Setting up a Site-to-Site VPN between two Google Cloud environments allows seamless and secure communication between resources across different Virtual Private Clouds (VPCs). This method enables organizations to extend their network infrastructure, ensuring that all cloud resources interact as if they were within a single private network.
Table of Contents
Understanding Site-to-Site VPN
A Site-to-Site VPN connects two separate networks securely over the internet. In Google Cloud, this involves setting up a Cloud VPN gateway that terminates encrypted tunnels between two independent VPCs.
Prerequisites
Before configuring the VPN, the following requirements must be met:
- Two separate VPC networks in Google Cloud.
- Proper IAM permissions to create VPN gateways and tunnels.
- Interoperability settings for both networks.
- Firewall rules allowing VPN-related traffic.
Steps to Configure Site-to-Site VPN
1. Enable Cloud VPN API
Ensure the Cloud VPN API is enabled in both Google Cloud projects:
gcloud services enable compute.googleapis.com
2. Create a Cloud VPN Gateway
In each Google Cloud environment, create a VPN gateway to handle encrypted connections between networks.
- Go to the Google Cloud Console.
- Navigate to Hybrid Connectivity → VPN.
- Click Create VPN and select the appropriate VPC network.
- Provide a name and select the region.
- Choose the network to associate with the VPN.
- Click Create.
Repeat the process for the other Google Cloud environment.

3. Configure VPN Tunnels
Once the VPN gateways are in place, each environment must establish a VPN tunnel:
- Navigate to the VPN section in the Cloud Console.
- Under the created VPN gateway, click Create Tunnel.
- Specify details such as:
- Tunnel name
- Remote peer IP (public IP of the other VPN gateway)
- IKE version (IKEv2 preferred)
- Pre-shared key (must be the same on both sides)
- Select Route-based or Policy-based routing (Route-based is preferable).
- Enter the CIDR range of the local and remote networks.
- Click Create to finalize the tunnel.
Repeat this setup for the second VPC network.

4. Set Up Firewall Rules
By default, Google Cloud has strict firewall rules. To ensure traffic flows between both environments, create firewall rules to allow:
- Ingress and egress traffic between the networks.
- IPSec (UDP ports 500 and 4500).
- ESP (Encapsulating Security Payload) protocol.

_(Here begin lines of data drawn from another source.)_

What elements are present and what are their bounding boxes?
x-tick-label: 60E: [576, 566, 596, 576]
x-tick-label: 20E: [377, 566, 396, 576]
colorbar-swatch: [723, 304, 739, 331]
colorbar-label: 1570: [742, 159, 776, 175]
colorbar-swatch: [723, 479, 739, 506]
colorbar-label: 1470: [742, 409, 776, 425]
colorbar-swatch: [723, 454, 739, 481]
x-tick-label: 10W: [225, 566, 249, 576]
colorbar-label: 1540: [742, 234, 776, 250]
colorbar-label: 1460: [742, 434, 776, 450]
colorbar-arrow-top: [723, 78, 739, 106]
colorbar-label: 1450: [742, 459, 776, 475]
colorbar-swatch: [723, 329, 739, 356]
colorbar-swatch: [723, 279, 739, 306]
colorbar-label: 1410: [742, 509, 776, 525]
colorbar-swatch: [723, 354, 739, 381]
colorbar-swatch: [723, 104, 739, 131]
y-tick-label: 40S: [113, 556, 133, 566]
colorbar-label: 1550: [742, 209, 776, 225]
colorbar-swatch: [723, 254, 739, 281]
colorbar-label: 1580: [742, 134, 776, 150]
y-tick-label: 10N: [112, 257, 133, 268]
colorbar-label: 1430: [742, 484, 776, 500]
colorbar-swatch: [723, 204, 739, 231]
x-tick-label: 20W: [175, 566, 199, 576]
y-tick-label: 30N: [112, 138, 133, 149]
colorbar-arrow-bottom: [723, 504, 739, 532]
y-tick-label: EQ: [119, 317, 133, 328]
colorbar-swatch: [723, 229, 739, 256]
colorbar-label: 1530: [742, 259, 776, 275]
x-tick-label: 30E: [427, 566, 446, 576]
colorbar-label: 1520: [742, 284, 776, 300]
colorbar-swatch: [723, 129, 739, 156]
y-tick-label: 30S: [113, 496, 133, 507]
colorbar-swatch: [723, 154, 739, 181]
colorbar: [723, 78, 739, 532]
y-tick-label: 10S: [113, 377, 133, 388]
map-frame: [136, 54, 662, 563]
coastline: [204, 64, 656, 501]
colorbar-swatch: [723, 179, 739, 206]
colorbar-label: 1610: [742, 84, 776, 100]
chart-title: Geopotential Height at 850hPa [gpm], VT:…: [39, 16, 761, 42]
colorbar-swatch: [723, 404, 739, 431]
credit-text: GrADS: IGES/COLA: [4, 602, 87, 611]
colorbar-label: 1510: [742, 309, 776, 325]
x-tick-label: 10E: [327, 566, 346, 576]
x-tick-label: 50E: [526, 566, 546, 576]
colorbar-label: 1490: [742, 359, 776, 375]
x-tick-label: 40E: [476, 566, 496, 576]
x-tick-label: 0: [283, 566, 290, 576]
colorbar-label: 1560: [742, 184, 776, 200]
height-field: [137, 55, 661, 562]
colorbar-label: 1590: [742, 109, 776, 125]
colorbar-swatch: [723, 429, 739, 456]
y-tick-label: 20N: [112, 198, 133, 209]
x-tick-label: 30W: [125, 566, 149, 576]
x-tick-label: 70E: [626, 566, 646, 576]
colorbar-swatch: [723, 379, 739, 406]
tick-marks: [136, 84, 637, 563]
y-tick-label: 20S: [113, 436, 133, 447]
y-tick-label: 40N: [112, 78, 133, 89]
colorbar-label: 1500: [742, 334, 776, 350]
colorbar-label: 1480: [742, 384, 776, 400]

gcloud compute firewall-rules create allow-vpn-traffic \ --direction=INGRESS \ --priority=1000 \ --network=YOUR_NETWORK \ --action=ALLOW \ --rules=esp,udp:500,udp:4500 \ --source-ranges=REMOTE_VPC_CIDR
5. Testing and Verification
Verify that the VPN connection is established and functioning correctly:
- In the Google Cloud Console, navigate to VPN.
- Check the tunnel status (should show as Established).
- Run connectivity tests between resources in both networks.
Troubleshooting
- Ensure that the VPN tunnel is active. If not, verify the peer IP and the IKE version.
- Check that firewall rules allow traffic across both networks.
- Confirm that the correct CIDR ranges were set for each tunnel.
FAQ
What is Site-to-Site VPN used for?
Site-to-Site VPN enables secure connectivity between two different networks, allowing them to communicate as if they were on the same private network.
Can Google Cloud VPN connect to On-Premises networks?
Yes, Google Cloud VPN can connect to on-premises networks using the same IPSec-based approach.
What is the difference between Route-Based and Policy-Based VPN?
Route-Based VPNs use a static or dynamic routing approach inside the tunnel, while Policy-Based VPNs depend on explicitly defined policies for which traffic is sent through the tunnel.
Are there alternatives to Cloud VPN for connecting networks?
Yes, alternatives include Cloud Interconnect or Google’s Network Connectivity Center which allow private, high-performance connections between networks.
What happens if the VPN tunnel goes down?
If a VPN tunnel goes down, the traffic between the networks stops. Google Cloud provides monitoring options to detect and resolve connection issues proactively.
Setting up a Site-to-Site VPN in Google Cloud provides a robust, secure, and flexible solution for connecting isolated environments. By following the right steps, ensuring the network configurations are correct, and implementing proper firewall settings, businesses can achieve reliable interconnectivity between their cloud networks.